EU leaders are set to approve plans on Thursday to screen migrants for eligibility as asylum-seekers at centres in six African countries — Algeria, Egypt, Libya, Morocco, Niger and Tunisia.

The plans mirror a shabby deal cooked up with Turkey in 2015 aimed at employing Ankara as a Fortress Europe border guard to stop refugees reaching the Greek islands.

That deal has cost more than €3 billion (£2.6 billion) so far.

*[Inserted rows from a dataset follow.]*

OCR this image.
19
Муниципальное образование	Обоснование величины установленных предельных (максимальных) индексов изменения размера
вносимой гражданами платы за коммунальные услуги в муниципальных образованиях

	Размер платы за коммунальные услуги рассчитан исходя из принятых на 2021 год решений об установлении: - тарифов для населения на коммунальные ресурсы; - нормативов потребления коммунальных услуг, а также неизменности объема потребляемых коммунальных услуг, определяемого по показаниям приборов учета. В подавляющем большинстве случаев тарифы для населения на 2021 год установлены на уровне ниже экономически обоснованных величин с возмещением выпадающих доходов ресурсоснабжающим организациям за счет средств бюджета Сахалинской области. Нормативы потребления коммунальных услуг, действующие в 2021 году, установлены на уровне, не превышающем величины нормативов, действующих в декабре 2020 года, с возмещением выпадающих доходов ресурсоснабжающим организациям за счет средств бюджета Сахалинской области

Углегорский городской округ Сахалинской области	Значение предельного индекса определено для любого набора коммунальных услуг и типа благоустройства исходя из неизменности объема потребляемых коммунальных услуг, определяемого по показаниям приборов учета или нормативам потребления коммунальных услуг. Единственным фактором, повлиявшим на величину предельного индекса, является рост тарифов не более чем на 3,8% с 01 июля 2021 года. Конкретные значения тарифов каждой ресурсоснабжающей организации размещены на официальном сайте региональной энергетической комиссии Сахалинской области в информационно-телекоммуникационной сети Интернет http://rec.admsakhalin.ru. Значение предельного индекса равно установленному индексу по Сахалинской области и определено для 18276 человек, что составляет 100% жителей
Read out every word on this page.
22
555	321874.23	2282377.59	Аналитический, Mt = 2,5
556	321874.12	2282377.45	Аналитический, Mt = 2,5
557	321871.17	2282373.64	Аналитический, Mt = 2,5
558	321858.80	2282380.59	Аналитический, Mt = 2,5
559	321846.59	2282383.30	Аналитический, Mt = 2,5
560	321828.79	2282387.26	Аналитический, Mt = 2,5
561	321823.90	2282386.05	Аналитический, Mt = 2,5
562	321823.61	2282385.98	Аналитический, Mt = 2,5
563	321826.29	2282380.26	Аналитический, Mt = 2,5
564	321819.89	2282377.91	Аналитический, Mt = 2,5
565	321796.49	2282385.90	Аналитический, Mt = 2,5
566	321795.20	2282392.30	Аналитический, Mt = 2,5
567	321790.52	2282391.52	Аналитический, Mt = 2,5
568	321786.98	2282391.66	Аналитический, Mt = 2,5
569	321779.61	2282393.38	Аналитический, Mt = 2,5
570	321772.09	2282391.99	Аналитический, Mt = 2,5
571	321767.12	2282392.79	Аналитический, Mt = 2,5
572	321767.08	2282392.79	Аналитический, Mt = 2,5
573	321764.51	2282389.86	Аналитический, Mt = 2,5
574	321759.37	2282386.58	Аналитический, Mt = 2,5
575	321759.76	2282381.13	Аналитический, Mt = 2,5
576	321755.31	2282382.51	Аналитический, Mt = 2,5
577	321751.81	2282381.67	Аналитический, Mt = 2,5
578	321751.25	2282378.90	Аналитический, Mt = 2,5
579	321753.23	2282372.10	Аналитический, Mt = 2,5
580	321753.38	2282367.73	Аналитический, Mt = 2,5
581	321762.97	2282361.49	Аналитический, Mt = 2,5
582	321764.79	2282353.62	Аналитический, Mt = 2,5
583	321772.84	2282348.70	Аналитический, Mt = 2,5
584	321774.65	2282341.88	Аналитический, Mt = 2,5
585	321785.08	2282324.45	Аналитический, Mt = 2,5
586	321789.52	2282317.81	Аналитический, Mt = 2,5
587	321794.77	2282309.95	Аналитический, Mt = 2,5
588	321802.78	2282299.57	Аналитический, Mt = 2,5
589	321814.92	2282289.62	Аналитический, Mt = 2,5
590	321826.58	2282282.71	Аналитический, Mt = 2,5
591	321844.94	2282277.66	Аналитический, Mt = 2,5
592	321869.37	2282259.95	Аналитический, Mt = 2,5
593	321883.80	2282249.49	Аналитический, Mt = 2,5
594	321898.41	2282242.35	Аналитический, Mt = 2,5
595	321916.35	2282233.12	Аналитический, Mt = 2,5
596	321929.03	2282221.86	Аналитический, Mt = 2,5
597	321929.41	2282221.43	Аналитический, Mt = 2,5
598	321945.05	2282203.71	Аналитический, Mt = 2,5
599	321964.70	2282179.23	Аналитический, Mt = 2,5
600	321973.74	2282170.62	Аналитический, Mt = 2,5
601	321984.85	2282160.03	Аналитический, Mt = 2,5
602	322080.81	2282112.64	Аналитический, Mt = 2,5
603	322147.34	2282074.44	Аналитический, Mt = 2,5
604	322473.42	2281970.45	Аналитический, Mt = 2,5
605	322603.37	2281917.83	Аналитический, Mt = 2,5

Italian Interior Minister Matteo Salvini descended on Tripoli today to tell Ahmed Maiteeq, the deputy prime minister of the UN-backed Libyan government, that he wants to help Libya stem the flow of migrants and develop itself commercially.

He thinks the EU should view Libya as a “great opportunity” and not a problem, insisting that asylum identification centres for refugees must be located at Libya’s southern borders — not in Europe, as France initially proposed.

The leader of Italy’s far-right League vowed to help Libyan authorities assume control over Libyan territory, including its territorial waters, to prevent migrants leaving.

Mr Maiteeq announced that the Libyan coastguard had rescued 1,000 migrants yesterday, including dozens of women and children in several different rescues.
All were given humanitarian and medical aid and taken to a naval base in Tripoli and a refugee camp in the town of Khoms, he said.

Mr Maiteeq urged European states, especially Italy, to help his country, saying: “European participation should be through a training programme.”

Human rights organisations have criticised Italy’s existing practice of assisting the Libya coastguard to patrol its coasts and bring back migrants launched from its shores.

They point out that Libya hardly constitutes a “safe” port of call, as called for by international law.

EU member states will hold a summit to discuss immigration this Thursday.